Bitcoin: Vast majority don’t understand the Technology


    If you analyze the growing interest in Bitcoin by the number of headlines it generates nowadays, you’re left with the false impression that it is the modern-day gold rush of the digital era. This perception couldn’t be further from the truth. 

    When Dr. Craig Wright created Bitcoin under the pseudonym Satoshi Nakamoto, he wrote a white paper outlining a highly scalable micropayments network that allows for transactions to be processed at a fraction of a cent. That ideal no longer fits with the BTC community, which has subsequently strayed from Bitcoin’s blueprint.

    Satoshi, aka Craig, built this revolutionary protocol to explain how to do micropayment transactions over the internet. By solving this problem, a peer-to-peer electronic cash system could emerge. 

    What about Lamborghinis, moons, HODL, etc.? These are all the rallying cries of the people who misappropriated the Bitcoin brand in an attempt to build a global Ponzi scheme masked as an investment vehicle.

    The hard truth of the matter is Satoshi never intended Bitcoin to be held in cold storage until such time that it appreciated in value high enough for the owner to cash out, be financially free, then retire to a tropical island paradise. It is not a “Digital Gold” token or “Store of Value” token, or “Hyper Inflation Hedge.” 

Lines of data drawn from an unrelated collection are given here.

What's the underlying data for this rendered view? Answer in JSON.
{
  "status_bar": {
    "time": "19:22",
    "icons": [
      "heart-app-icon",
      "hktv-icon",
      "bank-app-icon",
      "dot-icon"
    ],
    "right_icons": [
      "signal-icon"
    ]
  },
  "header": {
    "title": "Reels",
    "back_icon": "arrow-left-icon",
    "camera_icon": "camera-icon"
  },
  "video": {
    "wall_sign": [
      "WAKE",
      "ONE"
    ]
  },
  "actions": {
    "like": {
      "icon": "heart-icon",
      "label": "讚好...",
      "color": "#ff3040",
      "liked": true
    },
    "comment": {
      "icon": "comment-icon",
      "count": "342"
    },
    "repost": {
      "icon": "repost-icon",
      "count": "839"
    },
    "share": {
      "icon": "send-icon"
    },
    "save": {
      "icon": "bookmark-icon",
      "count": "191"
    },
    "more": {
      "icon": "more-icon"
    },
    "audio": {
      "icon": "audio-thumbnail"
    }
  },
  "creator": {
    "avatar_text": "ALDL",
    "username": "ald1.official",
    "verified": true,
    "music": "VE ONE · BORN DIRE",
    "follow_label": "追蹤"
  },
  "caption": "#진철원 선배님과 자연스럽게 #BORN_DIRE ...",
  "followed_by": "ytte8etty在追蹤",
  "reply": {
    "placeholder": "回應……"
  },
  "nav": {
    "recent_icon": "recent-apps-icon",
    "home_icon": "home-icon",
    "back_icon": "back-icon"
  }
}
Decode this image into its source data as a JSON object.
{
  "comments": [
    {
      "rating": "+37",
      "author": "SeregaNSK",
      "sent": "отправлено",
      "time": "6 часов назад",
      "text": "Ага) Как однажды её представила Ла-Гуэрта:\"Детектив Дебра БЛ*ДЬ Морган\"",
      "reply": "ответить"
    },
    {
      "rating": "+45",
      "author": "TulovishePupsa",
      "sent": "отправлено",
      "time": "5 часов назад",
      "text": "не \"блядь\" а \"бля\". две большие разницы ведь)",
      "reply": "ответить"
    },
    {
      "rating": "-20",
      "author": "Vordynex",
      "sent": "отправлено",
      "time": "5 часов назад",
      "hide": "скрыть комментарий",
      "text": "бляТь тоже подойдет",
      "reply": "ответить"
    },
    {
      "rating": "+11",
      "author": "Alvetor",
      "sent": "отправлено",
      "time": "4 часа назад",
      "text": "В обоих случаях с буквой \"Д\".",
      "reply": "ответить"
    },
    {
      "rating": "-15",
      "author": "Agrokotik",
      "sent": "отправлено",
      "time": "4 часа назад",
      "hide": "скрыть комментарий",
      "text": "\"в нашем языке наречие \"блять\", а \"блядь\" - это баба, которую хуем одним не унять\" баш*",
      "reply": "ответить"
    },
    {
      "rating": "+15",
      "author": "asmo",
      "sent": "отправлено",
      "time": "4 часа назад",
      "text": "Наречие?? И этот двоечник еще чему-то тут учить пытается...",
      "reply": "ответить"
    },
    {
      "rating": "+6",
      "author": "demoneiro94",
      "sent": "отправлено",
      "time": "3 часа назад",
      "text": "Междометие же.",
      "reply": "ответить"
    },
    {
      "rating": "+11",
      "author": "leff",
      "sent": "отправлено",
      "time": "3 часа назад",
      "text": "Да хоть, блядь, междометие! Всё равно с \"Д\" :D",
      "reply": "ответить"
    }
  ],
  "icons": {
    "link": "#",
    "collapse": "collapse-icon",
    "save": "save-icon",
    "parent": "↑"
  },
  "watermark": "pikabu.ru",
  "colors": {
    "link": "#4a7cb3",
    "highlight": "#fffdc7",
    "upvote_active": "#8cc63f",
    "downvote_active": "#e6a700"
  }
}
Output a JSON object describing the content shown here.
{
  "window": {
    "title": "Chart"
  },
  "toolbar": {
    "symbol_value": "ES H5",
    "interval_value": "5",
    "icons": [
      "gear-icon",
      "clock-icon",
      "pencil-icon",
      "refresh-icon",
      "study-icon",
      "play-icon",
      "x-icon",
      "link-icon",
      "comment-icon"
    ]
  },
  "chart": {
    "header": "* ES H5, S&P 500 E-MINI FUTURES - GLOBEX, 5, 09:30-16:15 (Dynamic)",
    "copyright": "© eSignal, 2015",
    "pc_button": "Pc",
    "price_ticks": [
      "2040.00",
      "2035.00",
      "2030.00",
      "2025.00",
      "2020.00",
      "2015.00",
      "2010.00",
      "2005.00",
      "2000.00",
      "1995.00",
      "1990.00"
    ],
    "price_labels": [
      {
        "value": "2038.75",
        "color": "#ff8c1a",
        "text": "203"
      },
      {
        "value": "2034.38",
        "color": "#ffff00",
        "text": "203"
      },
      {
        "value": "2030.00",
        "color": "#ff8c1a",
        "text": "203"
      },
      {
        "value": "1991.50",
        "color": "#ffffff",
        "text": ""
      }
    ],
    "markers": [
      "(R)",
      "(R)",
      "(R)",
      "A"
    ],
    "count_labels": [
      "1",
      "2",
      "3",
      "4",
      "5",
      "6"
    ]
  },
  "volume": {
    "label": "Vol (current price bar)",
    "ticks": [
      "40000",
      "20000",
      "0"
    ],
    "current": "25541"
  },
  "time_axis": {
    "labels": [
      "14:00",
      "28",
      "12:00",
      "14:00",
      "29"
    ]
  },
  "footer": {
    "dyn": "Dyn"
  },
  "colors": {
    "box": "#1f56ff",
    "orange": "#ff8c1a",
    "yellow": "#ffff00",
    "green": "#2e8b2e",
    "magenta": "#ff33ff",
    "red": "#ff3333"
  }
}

    People did not initially use Bitcoin that way. Long-term advocates of the technology know the story about the guy who purchased a pizza with 10,000 Bitcoins. Today, he is a cautionary tale, but back then, he was using Bitcoin as intended. Bitcoin has not lost its original reason for being, it was intended to be a micropayments network handling small casual transaction between peers without the need of a trusted third party.

    Just as importantly, the original Bitcoin is not the token that BTC Core protocol developers support. 

    BSV is the ticker symbol of the original Bitcoin network Satoshi wrote about in the Bitcoin white paper that self-described proponents of the technology have posted to their websites. This point is obvious merely by reading the whitepaper then matching the promised product against the two blockchain networks. 

    Only one network is a secure, scalable medium of exchange that people can and will use to transact daily business with each other. Bitcoin has not failed to live up to its original promise.

    The BTC propaganda machine has mastered misdirection to keep its false narrative alive. Today many mainstream figures from Tesla’s Elon Musk to Virgin Galactic’s Chamath Palihapitiya have joined in on the action because they smell profits. These influencers or “thought leaders” are wildly out of touch with the community and care little about the use case, vision, community, or technology. 

    The record needs to be corrected. If the BTC community wants to have a “Digital Gold” token built on a hyperinflation use case, so be it. They wouldn’t be the first to attempt a Ponzi scheme, nor will they be the last. Many of us still hold tokens from the ICO craze, which we hoped to profit from, so it’s not exactly a new phenomenon. 

    But to be clear, the BTC crowd should be intellectually honest and use a different name. Come up with your new whitepaper explaining your “store of value” token. Wasn’t it a double spend prone side chain called the Lightning Network?